La Direction de la prévision et des études économiques (Dpee), dans son rapport « Situation économique et financière en 2019 et perspectives en 2020, prévoit une hausse de 7,7% de l’activité dans le secteur primaire en 2020.

« Dans le secteur primaire, l’activité est attendue en hausse de 7,7% en 2020 contre 7,2% en 2019, tirée, essentiellement, par les sous-secteurs de l’agriculture, de l’élevage et de la pêche. Le secteur primaire contribuerait à 1,3% à la croissance du PIB réel en 2020 », note la Dpee.

Pour ce qui est du sous-secteur agricole et des activités connexes, la Dpee souligne que « les acquis devraient se consolider avec le renforcement de la production des principales spéculations à savoir le riz, l’arachide, le mil-sorgho et les produits horticoles, notamment, l’oignon, la pomme de terre »,précise la Dpee.

D’après le document , dans ce contexte également, l’accent serait particulièrement mis « sur le maintien des actions au profit du sous-secteur en termes de mise à disposition d’intrants de qualité et à bonne date ainsi que de la facilitation de l’accès des producteurs aux matériels agricoles pour rehausser la productivité agricole ».
Toujours d’après le rapport, l’effectivité des réalisations des PRODAC contribuerait en outre à améliorer la productivité des facteurs dans l’agriculture.

Le document de préciser « Aussi, le renforcement de la maîtrise de l’eau à travers, entre autres, les aménagements hydro-agricoles dans le Delta du fleuve Sénégal et la vallée de l’Anambé, constitueraient un atout conséquent dans la réalisation des objectifs de production de riz et des produits horticoles. Au total, la croissance de l’agriculture et des activités annexes est projetée à 8,2% en 2020 contre 6,4% en 2019 ».
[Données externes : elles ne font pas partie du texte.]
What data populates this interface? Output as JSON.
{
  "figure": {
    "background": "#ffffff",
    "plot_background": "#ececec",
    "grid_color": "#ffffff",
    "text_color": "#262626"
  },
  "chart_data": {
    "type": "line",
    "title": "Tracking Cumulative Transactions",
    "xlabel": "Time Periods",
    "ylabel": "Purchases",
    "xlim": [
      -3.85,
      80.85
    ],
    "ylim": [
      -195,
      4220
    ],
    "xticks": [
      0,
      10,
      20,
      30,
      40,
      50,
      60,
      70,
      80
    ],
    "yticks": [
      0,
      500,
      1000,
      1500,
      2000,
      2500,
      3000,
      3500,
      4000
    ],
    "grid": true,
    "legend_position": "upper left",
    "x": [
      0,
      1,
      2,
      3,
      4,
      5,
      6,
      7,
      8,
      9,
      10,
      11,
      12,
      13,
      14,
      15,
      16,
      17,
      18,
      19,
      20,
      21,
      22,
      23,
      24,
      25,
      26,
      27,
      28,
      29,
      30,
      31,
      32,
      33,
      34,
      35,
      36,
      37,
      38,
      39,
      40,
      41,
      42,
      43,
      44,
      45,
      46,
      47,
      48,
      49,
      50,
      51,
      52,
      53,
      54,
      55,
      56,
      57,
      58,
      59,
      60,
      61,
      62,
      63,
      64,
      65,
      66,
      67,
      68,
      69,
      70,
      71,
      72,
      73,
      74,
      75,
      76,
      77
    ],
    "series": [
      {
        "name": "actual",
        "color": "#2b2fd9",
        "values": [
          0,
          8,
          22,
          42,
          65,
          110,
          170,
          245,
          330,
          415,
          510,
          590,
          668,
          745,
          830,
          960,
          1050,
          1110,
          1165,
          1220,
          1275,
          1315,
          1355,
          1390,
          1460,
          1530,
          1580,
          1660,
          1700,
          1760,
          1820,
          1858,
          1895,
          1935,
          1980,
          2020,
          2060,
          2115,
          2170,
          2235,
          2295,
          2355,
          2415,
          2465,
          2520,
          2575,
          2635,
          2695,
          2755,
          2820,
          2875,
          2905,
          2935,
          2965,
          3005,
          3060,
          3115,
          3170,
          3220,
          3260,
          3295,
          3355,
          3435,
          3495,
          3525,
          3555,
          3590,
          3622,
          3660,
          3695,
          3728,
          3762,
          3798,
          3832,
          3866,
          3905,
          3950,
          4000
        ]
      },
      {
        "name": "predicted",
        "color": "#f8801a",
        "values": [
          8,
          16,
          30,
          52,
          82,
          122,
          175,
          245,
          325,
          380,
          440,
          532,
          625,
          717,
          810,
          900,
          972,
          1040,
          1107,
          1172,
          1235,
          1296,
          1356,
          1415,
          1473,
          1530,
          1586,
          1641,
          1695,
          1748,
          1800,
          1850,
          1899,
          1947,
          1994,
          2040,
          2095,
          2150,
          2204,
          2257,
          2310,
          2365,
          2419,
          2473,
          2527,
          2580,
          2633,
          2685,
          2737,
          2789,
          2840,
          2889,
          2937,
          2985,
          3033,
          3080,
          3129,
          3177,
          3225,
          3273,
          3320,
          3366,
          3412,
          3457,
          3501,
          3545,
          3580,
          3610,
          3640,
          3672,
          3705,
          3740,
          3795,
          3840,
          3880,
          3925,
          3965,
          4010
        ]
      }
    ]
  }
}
Renforcement de 6,7% en 2020 de l’activité d’élevage
« L’activité d’élevage, pour sa part, se renforcerait de 6,7% en 2020 contre 7,7% un an auparavant. Le sous-secteur bénéficierait de l’amélioration de la santé animale à travers la protection zoo sanitaire, avec un accent particulier sur le contrôle et l’éradication de la peste des petits ruminants (PPR) pour laquelle le Sénégal, à l’instar des autres pays du monde, s’est engagé pour 2025 », explique-t-on dans le document.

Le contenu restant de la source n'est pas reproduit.